Must-Read A Trio of Books from Titan Books
At Dark I Become Loathsome by Eric LaRocca
From the Bram Stoker Award®-finalist and Splatterpunk Award-winning author of Things Have Gotten Worse Since We Last Spoke, a grim yet gentle, horrifying yet hopeful tale of grief, trauma, and love.
If you’re reading this, you’ve likely thought that the world would be a better place without you.
A single line of text, glowing in the darkness of the internet. Written by Ashley Lutin, who has often thought that, and worse, in the years since his wife died and his young son disappeared. But the peace of the grave is not for Ashley—it’s for those he can help. Ashley Lutin has constructed a peculiar ritual for those whose desire to die is at war with their yearning to live a better life.
Struggling to overcome his never-ending grief, one night Ashley connects with Jinx, who spins a tale both revolting and fascinating. This begins a relationship that traps the men in a tightening spiral of painful revelations, where long-hidden secrets are dragged, kicking and screaming, into the light.
Only through pain can we find healing. Only through death can we find life.
Praise for At Dark I Become Loathsome:
At Dark, I Become Loathsome is a genuinely disturbing matryoshka doll of a novel that honors the tie bounding grief and our darkest impulses. This is LaRocca’s best book yet.
–Paul Tremblay, author of A Head Full of Ghosts and The Cabin at the End of the World
Brutal, breathtaking, and beautifully written, At Dark, I Become Loathsome is Eric LaRocca at his best. It broke my heart and put it back together again, leaving jagged little scars. LaRocca is a master at peeling back the layers and showing us true darkness and depravity, the loathsome monster hiding inside us all. I applaud him for his bravery, and you, dear reader, for yours.
–Jennifer McMahon, New York Times Bestselling author of The Winter People and My Darling Girl
At Dark, I Become Loathsome continues to prove that LaRocca is a master navigator of the beautiful and the grotesque, plumbing the darkest, maddest depths of the human heart and retrieving from within all the grief and all the guilt the heart can hold.
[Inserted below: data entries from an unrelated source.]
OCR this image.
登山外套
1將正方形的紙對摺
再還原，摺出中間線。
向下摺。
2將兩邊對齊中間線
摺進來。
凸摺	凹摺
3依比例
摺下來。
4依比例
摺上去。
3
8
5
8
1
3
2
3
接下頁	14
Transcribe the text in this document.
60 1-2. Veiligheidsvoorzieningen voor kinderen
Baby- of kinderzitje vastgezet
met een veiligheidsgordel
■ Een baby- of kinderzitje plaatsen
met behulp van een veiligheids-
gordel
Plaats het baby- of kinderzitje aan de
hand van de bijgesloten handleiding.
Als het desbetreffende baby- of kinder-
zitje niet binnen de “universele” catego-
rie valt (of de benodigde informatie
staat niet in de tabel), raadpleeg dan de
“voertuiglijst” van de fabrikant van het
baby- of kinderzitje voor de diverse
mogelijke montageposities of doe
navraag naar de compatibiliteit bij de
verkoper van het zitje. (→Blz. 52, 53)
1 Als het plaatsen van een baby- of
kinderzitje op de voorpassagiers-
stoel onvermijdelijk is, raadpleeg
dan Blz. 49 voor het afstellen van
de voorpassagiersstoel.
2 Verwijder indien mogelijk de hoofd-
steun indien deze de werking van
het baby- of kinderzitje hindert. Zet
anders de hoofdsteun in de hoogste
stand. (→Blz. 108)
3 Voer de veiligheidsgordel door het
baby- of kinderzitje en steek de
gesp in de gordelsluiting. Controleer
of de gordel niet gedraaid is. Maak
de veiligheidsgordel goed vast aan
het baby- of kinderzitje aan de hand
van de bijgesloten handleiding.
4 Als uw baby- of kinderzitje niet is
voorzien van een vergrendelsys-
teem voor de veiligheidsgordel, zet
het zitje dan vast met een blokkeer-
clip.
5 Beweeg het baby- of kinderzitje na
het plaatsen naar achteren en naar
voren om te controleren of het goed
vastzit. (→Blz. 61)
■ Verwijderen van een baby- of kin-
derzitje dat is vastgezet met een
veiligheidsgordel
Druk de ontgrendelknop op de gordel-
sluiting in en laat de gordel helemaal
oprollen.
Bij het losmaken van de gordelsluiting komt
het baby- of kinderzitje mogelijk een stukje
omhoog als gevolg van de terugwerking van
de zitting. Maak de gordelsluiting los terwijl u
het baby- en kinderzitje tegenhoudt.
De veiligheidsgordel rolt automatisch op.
If there is a greatest strength here-in a book full of them-it is that LaRocca writes with an unswerving attention to the empathy of his characters, caring about them, even when they are, as the title suggests, loathsome.
–Chuck Wendig, author of The Book of Accidents and Black River Orchard
Terror, humor, humanity, lust, loss: at dark, everything, everything comes out. And Eric LaRocca is afraid of nothing.
–Kathe Koja, author of The Cipher and Skin
A visceral, unflinching, and yet startlingly humane plunge into desire, depravity, and the essential loneliness of existence-this is a book that you won’t, and indeed, can’t soon forget.
–Kay Chronister, author of Desert Creatures and The Bog Wife
About Eric LaRocca
Eric LaRocca (he/they) is a 2x Bram Stoker Award® finalist and Splatterpunk Award winner. Esquire named him one of the “Writers Shaping Horror’s Next Golden Age,” and Locus praised him as “one of the strongest and most unique voices in contemporary horror fiction.” LaRocca’s notable works include Things Have Gotten Worse Since We Last Spoke, Everything the Darkness Eats, The Trees Grew Because I Bled There: Collected Stories, and You’ve Lost a Lot of Blood. He will publish his upcoming novel, At Dark, I Become Loathsome, in January 2025. The Walking Dead star Norman Reedus already optioned the book for film.